The working principle of pipeline centrifugal pump booster pump
The working principle of pipeline centrifugal pump Booster pump
Pipeline centrifugal pumps are used to induce liquid flow or increase liquid pressure. Its work is simple. The core of the system is centrifugal pump impeller. It has a series of curved blades installed in the belt plate. The impeller is always immersed in water. When the impeller rotates, it also rotates the surrounding fluid. This will exert a centrifugal force on the water particles and the water will flow out radially. This process is illustrated in the figure.
As the rotating machinery can be transferred to the fluid, the pressure and kinetic energy of water will rise at the outlet side of the impeller. On the inhalation side, water is discharged, so the eye produces negative pressure. Such low pressure helps to re-suck fresh water into the system, and the process continues.
From the previous discussion, it is clear that the negative pressure at the impeller hole of the Booster pump
helps to maintain the flow rate in the system.
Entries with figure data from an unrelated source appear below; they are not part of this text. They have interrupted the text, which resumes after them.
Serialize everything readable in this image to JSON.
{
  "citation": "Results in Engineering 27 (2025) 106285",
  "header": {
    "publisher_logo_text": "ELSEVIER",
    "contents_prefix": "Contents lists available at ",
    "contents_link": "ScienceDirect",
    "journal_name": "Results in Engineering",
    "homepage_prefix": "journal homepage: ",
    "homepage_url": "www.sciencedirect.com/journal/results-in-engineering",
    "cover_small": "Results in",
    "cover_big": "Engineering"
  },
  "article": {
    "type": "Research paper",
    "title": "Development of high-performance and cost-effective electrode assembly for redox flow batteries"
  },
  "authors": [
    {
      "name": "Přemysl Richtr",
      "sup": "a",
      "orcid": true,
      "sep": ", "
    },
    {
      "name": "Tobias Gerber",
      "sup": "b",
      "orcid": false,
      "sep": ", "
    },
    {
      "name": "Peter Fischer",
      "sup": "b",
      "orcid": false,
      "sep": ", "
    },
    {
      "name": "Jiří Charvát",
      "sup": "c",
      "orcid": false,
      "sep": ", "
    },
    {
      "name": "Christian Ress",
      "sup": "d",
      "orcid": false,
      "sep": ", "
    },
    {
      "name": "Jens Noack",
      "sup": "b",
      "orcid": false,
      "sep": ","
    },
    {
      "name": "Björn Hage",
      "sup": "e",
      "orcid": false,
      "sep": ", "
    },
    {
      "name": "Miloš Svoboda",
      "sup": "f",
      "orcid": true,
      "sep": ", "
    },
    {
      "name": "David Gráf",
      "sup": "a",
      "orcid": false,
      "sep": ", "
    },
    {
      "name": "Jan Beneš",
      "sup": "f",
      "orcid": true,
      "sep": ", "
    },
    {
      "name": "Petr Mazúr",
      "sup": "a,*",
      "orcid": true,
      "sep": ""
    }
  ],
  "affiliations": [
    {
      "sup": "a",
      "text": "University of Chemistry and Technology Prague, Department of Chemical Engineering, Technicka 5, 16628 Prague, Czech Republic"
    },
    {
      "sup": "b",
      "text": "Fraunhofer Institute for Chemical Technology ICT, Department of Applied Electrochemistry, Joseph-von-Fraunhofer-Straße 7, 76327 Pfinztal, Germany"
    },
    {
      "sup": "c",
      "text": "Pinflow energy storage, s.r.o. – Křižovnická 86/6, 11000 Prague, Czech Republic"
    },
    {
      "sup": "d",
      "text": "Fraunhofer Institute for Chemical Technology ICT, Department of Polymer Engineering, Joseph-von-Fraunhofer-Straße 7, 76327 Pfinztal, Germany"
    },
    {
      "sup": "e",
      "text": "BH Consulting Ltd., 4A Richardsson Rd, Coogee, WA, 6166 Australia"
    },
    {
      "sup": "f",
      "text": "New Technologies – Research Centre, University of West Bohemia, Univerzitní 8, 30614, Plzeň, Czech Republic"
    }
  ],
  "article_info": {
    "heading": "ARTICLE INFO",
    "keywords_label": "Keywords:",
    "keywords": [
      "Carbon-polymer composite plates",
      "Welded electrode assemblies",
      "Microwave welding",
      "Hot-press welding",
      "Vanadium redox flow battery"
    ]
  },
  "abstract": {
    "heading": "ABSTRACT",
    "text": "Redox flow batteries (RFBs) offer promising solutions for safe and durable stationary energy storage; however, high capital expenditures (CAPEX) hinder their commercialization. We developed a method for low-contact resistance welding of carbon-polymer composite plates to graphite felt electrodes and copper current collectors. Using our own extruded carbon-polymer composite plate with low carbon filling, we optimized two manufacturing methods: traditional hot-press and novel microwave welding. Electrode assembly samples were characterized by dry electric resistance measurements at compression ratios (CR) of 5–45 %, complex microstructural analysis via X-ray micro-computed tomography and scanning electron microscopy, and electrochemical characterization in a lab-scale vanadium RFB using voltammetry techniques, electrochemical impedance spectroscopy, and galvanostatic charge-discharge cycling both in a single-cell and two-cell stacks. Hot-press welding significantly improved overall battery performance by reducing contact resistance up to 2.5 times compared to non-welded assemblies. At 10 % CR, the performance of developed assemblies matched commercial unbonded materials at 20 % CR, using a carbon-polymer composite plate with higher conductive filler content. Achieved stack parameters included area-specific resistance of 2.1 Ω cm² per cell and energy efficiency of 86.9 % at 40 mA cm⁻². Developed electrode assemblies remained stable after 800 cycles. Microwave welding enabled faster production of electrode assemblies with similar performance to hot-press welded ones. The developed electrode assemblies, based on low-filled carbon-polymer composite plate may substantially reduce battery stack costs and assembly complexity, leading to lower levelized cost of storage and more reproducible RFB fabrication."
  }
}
If there is no water at first, the negative pressure generated by the rotating air in the eyes will be small and negligible to absorb fresh water. Therefore, when the impeller of the pump rotates, it will not inhale or discharge any water content. Therefore, before starting the pump, the pump should be filled with water. This process is called bottom-up.
The impeller of the Booster pump
is installed in the casing. Therefore, the outward moving water will be collected in its interior and moved to the exhaust nozzle along the same rotating direction of the impeller. As shown in the figure
From the diagram of the pump, one of the characteristics of the pump housing is obvious. Its area along the flow direction is increasing. This increased area helps to accommodate the increased flow and to reduce the flow rate at the outlet. Lower flow rate will lead to higher static pressure, which is necessary to overcome the resistance of pumping system.